Court documents say he consumes two bottles of wine or a half-dozen tumblers of vodka a day.

Judge Lawrence K. Karlton recommended that Salyer serve his time at a minimum security prison camp in Lompoc in Santa Barbara County. He also must receive alcohol counseling.

“The U.S. must rely on food producers to assure standards are met,” Karlton said. “It seems important to send a message. `You’ll go to prison for a significant amount of time. Don’t take those bribes. Don’t even think about it.'”

After the sentencing, a teary-eyed Salyer declined comment.

Buyers from Kraft, PepsiCo Inc.’s Frito-Lay unit, Safeway Inc. and B&G Foods Inc. have pleaded guilty to accepting bribes in the case.
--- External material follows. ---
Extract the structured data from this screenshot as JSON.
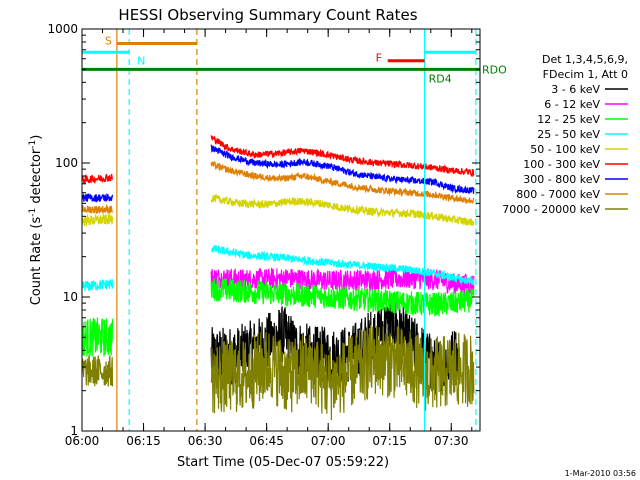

Two of the 10 co-defendants have been sentenced, and Wagoner said none of the others would receive more than six years.

Salyer is the product of one of the West’s oldest land dynasties, a multi-generation enterprise that started with cotton farming and branched into tomatoes at SK Foods under Salyer and his father.
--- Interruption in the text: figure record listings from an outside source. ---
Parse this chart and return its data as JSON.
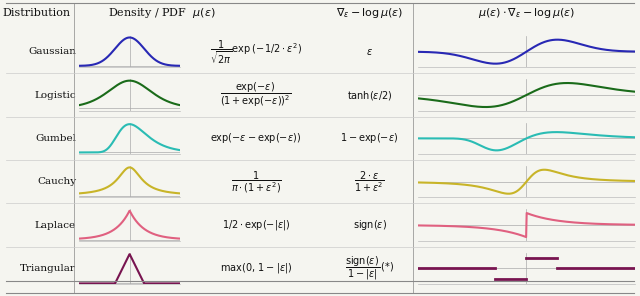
{
  "distributions": [
    "Gaussian",
    "Logistic",
    "Gumbel",
    "Cauchy",
    "Laplace",
    "Triangular"
  ],
  "colors": [
    "#2828b4",
    "#1a6b1a",
    "#2abcb4",
    "#c8b428",
    "#e06080",
    "#781450"
  ],
  "header_texts": {
    "col1": "Distribution",
    "col2": "Density / PDF  $\\mu(\\epsilon)$",
    "col3": "$\\nabla_\\epsilon - \\log \\mu(\\epsilon)$",
    "col4": "$\\mu(\\epsilon) \\cdot \\nabla_\\epsilon - \\log \\mu(\\epsilon)$"
  },
  "pdf_formulas": [
    "$\\dfrac{1}{\\sqrt{2\\pi}} \\exp\\left(-\\,1/2 \\cdot \\epsilon^2\\right)$",
    "$\\dfrac{\\exp(-\\epsilon)}{(1+\\exp(-\\epsilon))^2}$",
    "$\\exp(-\\epsilon - \\exp(-\\epsilon))$",
    "$\\dfrac{1}{\\pi \\cdot (1+\\epsilon^2)}$",
    "$1/2 \\cdot \\exp(-|\\epsilon|)$",
    "$\\max(0,\\, 1 - |\\epsilon|)$"
  ],
  "score_formulas": [
    "$\\epsilon$",
    "$\\tanh(\\epsilon/2)$",
    "$1 - \\exp(-\\epsilon)$",
    "$\\dfrac{2 \\cdot \\epsilon}{1 + \\epsilon^2}$",
    "$\\mathrm{sign}(\\epsilon)$",
    "$\\dfrac{\\mathrm{sign}(\\epsilon)}{1 - |\\epsilon|}\\,(*)$"
  ],
  "background_color": "#f5f5f0",
  "line_color": "#aaaaaa",
  "text_color": "#111111"
}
Choking back tears, Salyer told the judge before sentencing that in 1996 he hocked all he owned to buy the company from his father. During the next decade, the company grew quickly.

By the time federal agents raided SK Foods in 2008, it had undergone a meteoric rise and captured 14 percent of the processed tomato market.

It became the second-largest tomato processor in the state due to the growth that amazed rivals until it was alleged that the market share gains were the result of hefty bribes paid to officials at some of the largest manufacturers in the nation.

SK Foods declared bankruptcy in 2009.

The government found that Salyer and 10 co-conspirators manipulated the price and quality of millions of pounds of processed tomatoes by dispersing about $100,000 in bribes. In some instances, quality tests were faked to allow moldy tomatoes to be processed into paste, salsa and ketchup. Other times the company falsely labeled products as organic.

Prosecutors said there’s no evidence that consumers became ill after eating outdated or moldy tomatoes.

Food companies lost more than $2 million through overpayments as a result of price fixing, federal investigators said.

California produces 90 percent of U.S. canning tomatoes. Salyer operated processing plants in Lemoore and Williams in California’s Central Valley.

As part of his plea, Salyer agreed to forfeit at least $3.25 million in foreign bank accounts where prosecutors said he transferred money after SK Foods filed for bankruptcy.

Court documents show he had moved money to Andorra, a small country in the Pyrenees Mountains between France and Spain, and made a down-payment on a condo there. The nation has no extradition treaty with the U.S.

A hearing to determine whether he has the resources to pay a fine will be held March 12.


Associated Press writer Don Thompson contributed to this report.